それでも11自身ではどうすることもできなく、ただ襲いくる衝撃に恐れを覚えながらも落下しているところに自分が現れたのだという。
これで激突は免れるとホッした矢先だ。
安堵をすれば周りの様子も自然と見えてくるもので、構えている自分の背後に湖が面していることに気がついた。
このまま自分に受け止められても、その後のよろめきでその湖に落ちてしまうことは間違いない。
だが11は衣服を着たまま濡れるのはゴメンである。
そんな思いから咄嗟に身を操り、いまだかつてないほどの身の軽さを見せてくれたというわけらしいのだが。
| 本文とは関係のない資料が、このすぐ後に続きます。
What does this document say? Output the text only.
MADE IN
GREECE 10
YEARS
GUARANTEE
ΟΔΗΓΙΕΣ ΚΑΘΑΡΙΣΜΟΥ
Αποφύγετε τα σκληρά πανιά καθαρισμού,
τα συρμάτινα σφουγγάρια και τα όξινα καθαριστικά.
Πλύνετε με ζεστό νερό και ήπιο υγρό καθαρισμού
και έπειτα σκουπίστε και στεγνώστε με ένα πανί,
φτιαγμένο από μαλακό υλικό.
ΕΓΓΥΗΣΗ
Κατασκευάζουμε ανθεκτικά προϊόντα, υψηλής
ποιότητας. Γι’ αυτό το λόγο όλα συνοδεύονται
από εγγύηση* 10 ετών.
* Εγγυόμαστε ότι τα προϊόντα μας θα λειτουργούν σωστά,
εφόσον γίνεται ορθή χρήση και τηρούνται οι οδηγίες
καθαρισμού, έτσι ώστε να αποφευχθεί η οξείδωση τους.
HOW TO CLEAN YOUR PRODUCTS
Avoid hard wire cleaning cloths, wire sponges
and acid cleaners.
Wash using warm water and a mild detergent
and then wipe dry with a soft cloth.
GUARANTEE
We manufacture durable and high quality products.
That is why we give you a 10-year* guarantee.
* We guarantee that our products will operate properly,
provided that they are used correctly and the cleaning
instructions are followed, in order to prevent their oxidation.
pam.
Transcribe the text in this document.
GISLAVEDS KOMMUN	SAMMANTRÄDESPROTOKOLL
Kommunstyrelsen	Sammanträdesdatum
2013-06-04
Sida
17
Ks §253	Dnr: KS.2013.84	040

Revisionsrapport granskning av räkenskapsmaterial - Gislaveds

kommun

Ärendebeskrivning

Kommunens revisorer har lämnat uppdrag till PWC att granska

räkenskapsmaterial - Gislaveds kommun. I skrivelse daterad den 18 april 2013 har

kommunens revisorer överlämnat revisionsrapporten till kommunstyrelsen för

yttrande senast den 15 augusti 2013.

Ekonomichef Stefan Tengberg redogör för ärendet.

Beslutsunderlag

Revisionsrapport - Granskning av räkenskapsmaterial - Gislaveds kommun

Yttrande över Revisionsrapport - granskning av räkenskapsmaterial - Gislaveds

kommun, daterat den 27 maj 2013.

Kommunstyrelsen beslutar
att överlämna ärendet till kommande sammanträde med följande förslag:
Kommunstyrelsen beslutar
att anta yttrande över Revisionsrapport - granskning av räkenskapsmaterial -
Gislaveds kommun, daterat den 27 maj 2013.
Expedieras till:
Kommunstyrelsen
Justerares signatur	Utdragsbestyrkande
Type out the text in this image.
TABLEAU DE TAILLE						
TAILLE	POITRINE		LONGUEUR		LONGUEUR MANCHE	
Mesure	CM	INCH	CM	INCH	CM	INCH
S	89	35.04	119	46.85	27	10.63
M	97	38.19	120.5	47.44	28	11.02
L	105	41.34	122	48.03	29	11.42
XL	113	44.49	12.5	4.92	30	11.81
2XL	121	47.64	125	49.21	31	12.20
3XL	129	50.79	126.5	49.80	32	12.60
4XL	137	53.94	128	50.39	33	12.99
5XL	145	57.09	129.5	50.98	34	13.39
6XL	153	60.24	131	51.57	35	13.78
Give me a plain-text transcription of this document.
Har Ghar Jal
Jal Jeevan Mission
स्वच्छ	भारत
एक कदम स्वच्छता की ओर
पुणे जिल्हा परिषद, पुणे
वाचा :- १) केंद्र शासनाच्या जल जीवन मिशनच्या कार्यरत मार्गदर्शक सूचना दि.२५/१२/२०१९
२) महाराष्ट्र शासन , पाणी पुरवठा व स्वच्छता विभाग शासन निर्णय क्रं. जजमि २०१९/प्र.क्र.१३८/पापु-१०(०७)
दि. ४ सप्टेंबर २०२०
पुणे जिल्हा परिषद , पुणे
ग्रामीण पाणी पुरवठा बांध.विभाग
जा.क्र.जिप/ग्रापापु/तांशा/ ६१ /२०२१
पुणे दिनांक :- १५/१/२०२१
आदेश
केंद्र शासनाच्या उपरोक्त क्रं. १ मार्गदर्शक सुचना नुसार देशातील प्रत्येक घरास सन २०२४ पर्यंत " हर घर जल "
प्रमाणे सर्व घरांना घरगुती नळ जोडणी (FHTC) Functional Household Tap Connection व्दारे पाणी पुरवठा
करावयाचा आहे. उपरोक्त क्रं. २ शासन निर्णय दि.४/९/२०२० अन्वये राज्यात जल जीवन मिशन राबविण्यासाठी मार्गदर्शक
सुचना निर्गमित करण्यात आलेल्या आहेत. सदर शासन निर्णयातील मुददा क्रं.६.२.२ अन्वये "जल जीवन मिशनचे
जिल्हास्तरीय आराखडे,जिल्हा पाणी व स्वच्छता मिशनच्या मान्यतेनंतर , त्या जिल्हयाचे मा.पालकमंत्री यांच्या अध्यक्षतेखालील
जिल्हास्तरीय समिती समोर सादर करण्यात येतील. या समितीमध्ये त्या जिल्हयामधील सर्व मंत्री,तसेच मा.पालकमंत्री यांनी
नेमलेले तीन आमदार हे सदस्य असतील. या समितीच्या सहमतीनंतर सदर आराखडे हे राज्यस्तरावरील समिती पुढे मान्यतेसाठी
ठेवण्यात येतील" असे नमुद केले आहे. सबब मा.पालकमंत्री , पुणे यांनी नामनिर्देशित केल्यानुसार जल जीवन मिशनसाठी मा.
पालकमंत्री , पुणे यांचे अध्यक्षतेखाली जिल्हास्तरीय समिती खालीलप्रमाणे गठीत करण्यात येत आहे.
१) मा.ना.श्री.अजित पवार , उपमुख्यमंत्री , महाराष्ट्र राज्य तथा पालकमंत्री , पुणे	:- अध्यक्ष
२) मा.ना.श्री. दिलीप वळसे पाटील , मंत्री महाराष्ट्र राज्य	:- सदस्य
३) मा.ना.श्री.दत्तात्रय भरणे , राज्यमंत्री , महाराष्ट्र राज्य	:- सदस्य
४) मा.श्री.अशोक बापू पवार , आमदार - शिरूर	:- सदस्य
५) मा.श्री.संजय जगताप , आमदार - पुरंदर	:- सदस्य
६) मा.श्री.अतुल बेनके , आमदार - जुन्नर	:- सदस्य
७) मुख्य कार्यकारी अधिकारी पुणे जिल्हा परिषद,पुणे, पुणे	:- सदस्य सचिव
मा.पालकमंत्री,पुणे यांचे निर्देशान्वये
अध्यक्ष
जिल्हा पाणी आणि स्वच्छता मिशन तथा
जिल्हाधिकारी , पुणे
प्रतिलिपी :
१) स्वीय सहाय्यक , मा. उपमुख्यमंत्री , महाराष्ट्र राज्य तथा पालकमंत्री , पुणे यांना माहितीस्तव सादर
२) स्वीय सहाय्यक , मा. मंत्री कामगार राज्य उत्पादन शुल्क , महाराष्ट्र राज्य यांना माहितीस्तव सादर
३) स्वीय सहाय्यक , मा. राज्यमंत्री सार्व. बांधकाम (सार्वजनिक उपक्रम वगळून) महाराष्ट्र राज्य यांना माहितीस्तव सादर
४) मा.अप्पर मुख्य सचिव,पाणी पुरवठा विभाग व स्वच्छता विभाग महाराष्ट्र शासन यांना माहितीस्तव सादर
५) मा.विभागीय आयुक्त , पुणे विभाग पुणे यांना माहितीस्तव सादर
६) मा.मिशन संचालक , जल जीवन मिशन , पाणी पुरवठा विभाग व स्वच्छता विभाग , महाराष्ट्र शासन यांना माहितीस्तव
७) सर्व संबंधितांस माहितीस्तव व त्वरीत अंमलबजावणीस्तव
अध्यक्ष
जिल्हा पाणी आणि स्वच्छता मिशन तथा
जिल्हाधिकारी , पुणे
「フリオさんを反動にすれば、私が湖に落ちるリスクが軽減されるかなって思いまして」

だからあえて飛び蹴りしました、ごめんなさい、と11が珍しくも頭を下げてきた。

…つまりはそういうことだ。
11の濡れたくないという保身のために、あえて自分を犠牲にしたのだと。
怒りを通り越して、その意味のわからない執念に呆れの息を吐く。

「フリオさん、怒っちゃいました?」

そう顔を覗き込んでくる11に目を向ける。
こいつは馬鹿だけど悪気はない。
悪気はないのはわかっているけれど、やはり馬鹿としか言い様がない。
顔を上げて11の肩に手を置く。

「怒ってはいない。そりゃあ、誰だって好き好んでずぶ濡れになりたいやつなんかいないしな」

ティーダ以外と付け加えて。

「でもなんだか無性に気がおさまらない」

そう11に思い切り抱きついてやる。

「うわっ、…つめっ、冷たいですよフリオさん!」

喚きながら逃げようとする11を羽交い絞めにして、これでもかというくらいに抱きしめて。
濡れるから放せとバシバシ叩いてくるが、もうすでに濡れたんだから意味ないと思う。

「こういうときこそあの機敏さをみせればいいんじゃないのか」
「だってだって、こんなの油断大敵でしょ!」

そんなに濡れるのがいやだったのか、泣きそうに意味のわからないことを叫んでいるが。
たまには仕返しだ。
日々11から齎されている災難ともいえる行為の。
だから三人が戻ってくるまでのもう少しの間、このまま11をからかって過ごそうと思う。